US resists ratings regulation
THE Obama administration is resisting calls to help ensure that credit ratings are reliable, saying this would force investors to rely even more on the ratings.
Although credit rating agencies have been accused of assigning top ratings to complex securities that later crumbled in value, the government should not be in the business of regulating the agencies’ methodologies or performance, a US Treasury official told Congress on yesterday.
“To do so would put the government in the position of validating private sector actors and would likely exacerbate over-reliance on ratings,” the Treasury’s assistant secretary for financial institutions, Michael Barr, said.
Moody’s, Standard & Poor’s and Fitch Ratings have been blamed for contributing to the financial crisis by not doing enough due diligence on securities linked to shoddy mortgages.
Many lawmakers are outraged with how the rating agencies performed and have been seeking ways to make them more accountable.

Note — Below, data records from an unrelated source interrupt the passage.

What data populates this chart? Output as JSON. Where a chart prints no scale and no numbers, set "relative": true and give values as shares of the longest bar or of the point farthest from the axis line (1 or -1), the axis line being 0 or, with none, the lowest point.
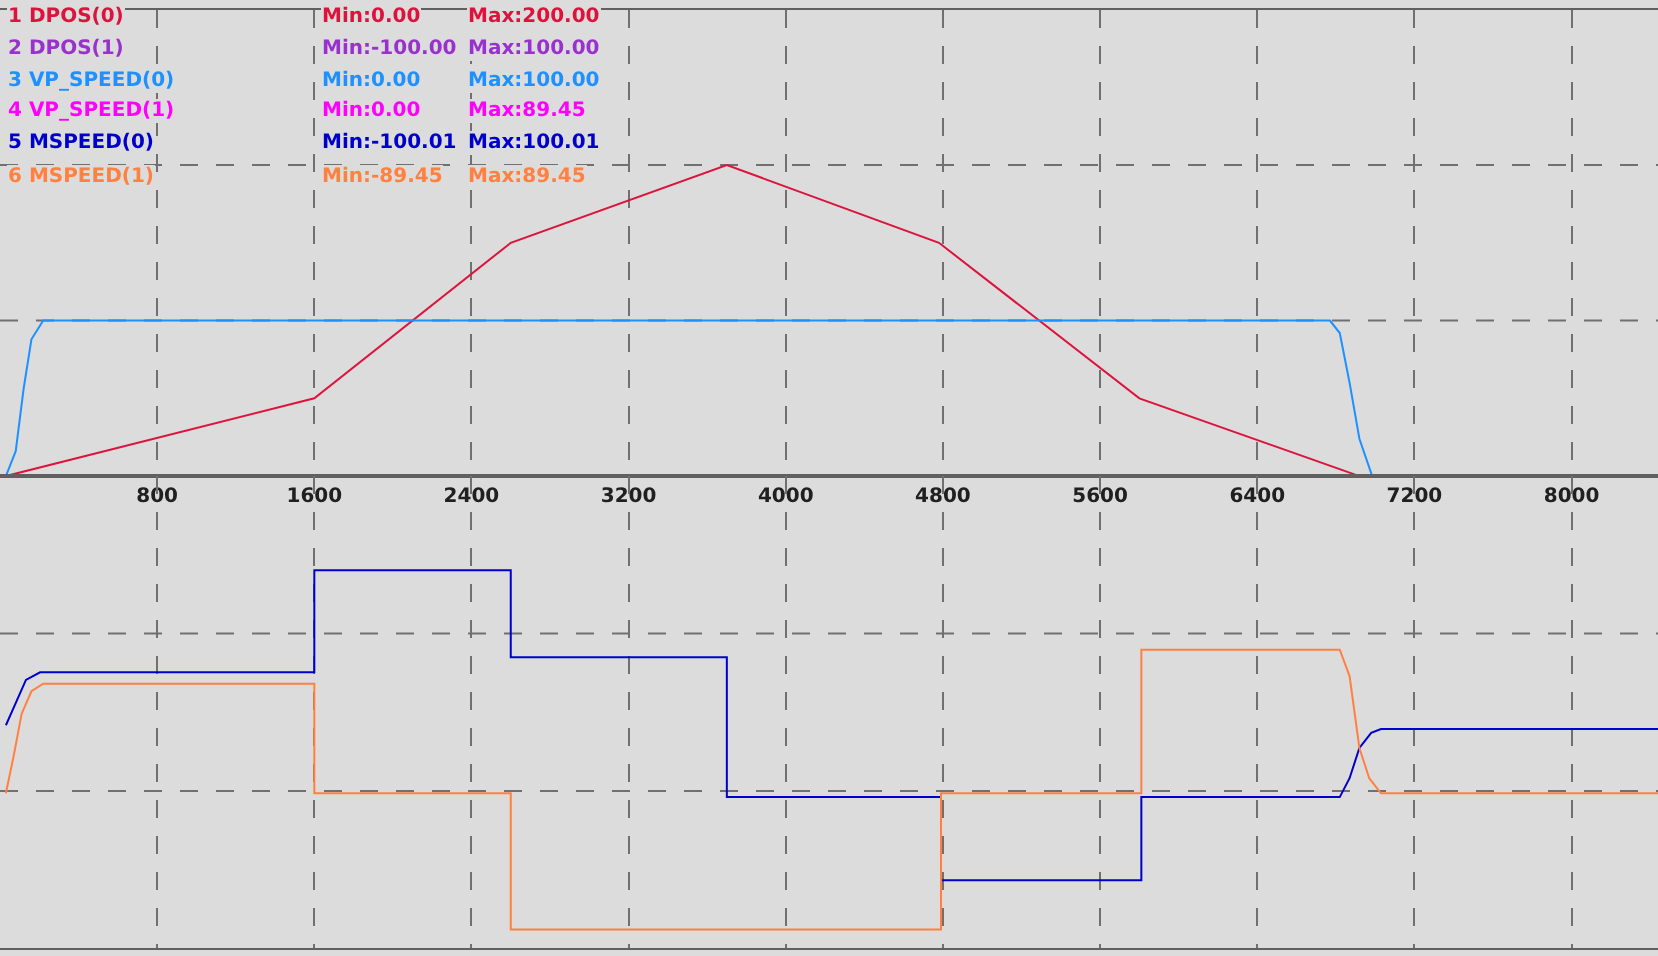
{
  "chart_data": [
    {
      "type": "line",
      "relative": true,
      "xlim": [
        0,
        8440
      ],
      "xticks": [
        800,
        1600,
        2400,
        3200,
        4000,
        4800,
        5600,
        6400,
        7200,
        8000
      ],
      "tick_labels": "x",
      "grid": true,
      "marker": "none",
      "line_style": "solid",
      "annotations": [
        "Min:0.00",
        "Max:200.00",
        "Min:-100.00",
        "Max:100.00",
        "Min:0.00",
        "Max:100.00",
        "Min:0.00",
        "Max:89.45"
      ],
      "series": [
        {
          "name": "1 DPOS(0)",
          "color": "#dc143c",
          "x": [
            30,
            1600,
            2600,
            3700,
            4780,
            5800,
            6920,
            8440
          ],
          "values": [
            0,
            0.25,
            0.75,
            1,
            0.75,
            0.25,
            0,
            0
          ]
        },
        {
          "name": "2 DPOS(1)",
          "color": "#9932cc"
        },
        {
          "name": "3 VP_SPEED(0)",
          "color": "#1e90ff",
          "x": [
            30,
            80,
            120,
            160,
            220,
            6770,
            6820,
            6870,
            6920,
            6985,
            8440
          ],
          "values": [
            0,
            0.08,
            0.28,
            0.44,
            0.5,
            0.5,
            0.46,
            0.3,
            0.12,
            0,
            0
          ]
        },
        {
          "name": "4 VP_SPEED(1)",
          "color": "#ff00ff"
        }
      ]
    },
    {
      "type": "line",
      "relative": true,
      "xlim": [
        0,
        8440
      ],
      "xticks": [
        {
          "value": 800,
          "label": null
        },
        {
          "value": 1600,
          "label": null
        },
        {
          "value": 2400,
          "label": null
        },
        {
          "value": 3200,
          "label": null
        },
        {
          "value": 4000,
          "label": null
        },
        {
          "value": 4800,
          "label": null
        },
        {
          "value": 5600,
          "label": null
        },
        {
          "value": 6400,
          "label": null
        },
        {
          "value": 7200,
          "label": null
        },
        {
          "value": 8000,
          "label": null
        }
      ],
      "tick_labels": false,
      "grid": true,
      "marker": "none",
      "line_style": "solid",
      "annotations": [
        "Min:-100.01",
        "Max:100.01",
        "Min:-89.45",
        "Max:89.45"
      ],
      "series": [
        {
          "name": "5 MSPEED(0)",
          "color": "#0000cd",
          "x": [
            30,
            81,
            132,
            204,
            1600,
            1600,
            2600,
            2600,
            3700,
            3700,
            4790,
            4790,
            5810,
            5810,
            6820,
            6870,
            6920,
            6980,
            7030,
            8440
          ],
          "values": [
            0.59,
            0.65,
            0.71,
            0.73,
            0.73,
            1,
            1,
            0.77,
            0.77,
            0.4,
            0.4,
            0.18,
            0.18,
            0.4,
            0.4,
            0.45,
            0.53,
            0.57,
            0.58,
            0.58
          ]
        },
        {
          "name": "6 MSPEED(1)",
          "color": "#ff8040",
          "x": [
            30,
            70,
            110,
            160,
            220,
            1600,
            1600,
            2600,
            2600,
            4790,
            4790,
            5810,
            5810,
            6820,
            6870,
            6920,
            6970,
            7030,
            8440
          ],
          "values": [
            0.41,
            0.51,
            0.62,
            0.68,
            0.7,
            0.7,
            0.41,
            0.41,
            0.05,
            0.05,
            0.41,
            0.41,
            0.79,
            0.79,
            0.72,
            0.53,
            0.45,
            0.41,
            0.41
          ]
        }
      ]
    }
  ]
}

The Senate Banking Committee held a hearing on Wednesday to examine the Obama administration’s plan to reform the credit rating industry.
As part of its plan to overhaul U.S. financial regulation, the administration has proposed increasing disclosures and ways to crack down on what some consider the rating agencies’ conflict of interests.
Many of its proposals are already being addressed by the Securities and Exchange Commission, which has adopted rules to give investors more information on how an agency determines a rating for a complex product like mortgage-backed securities.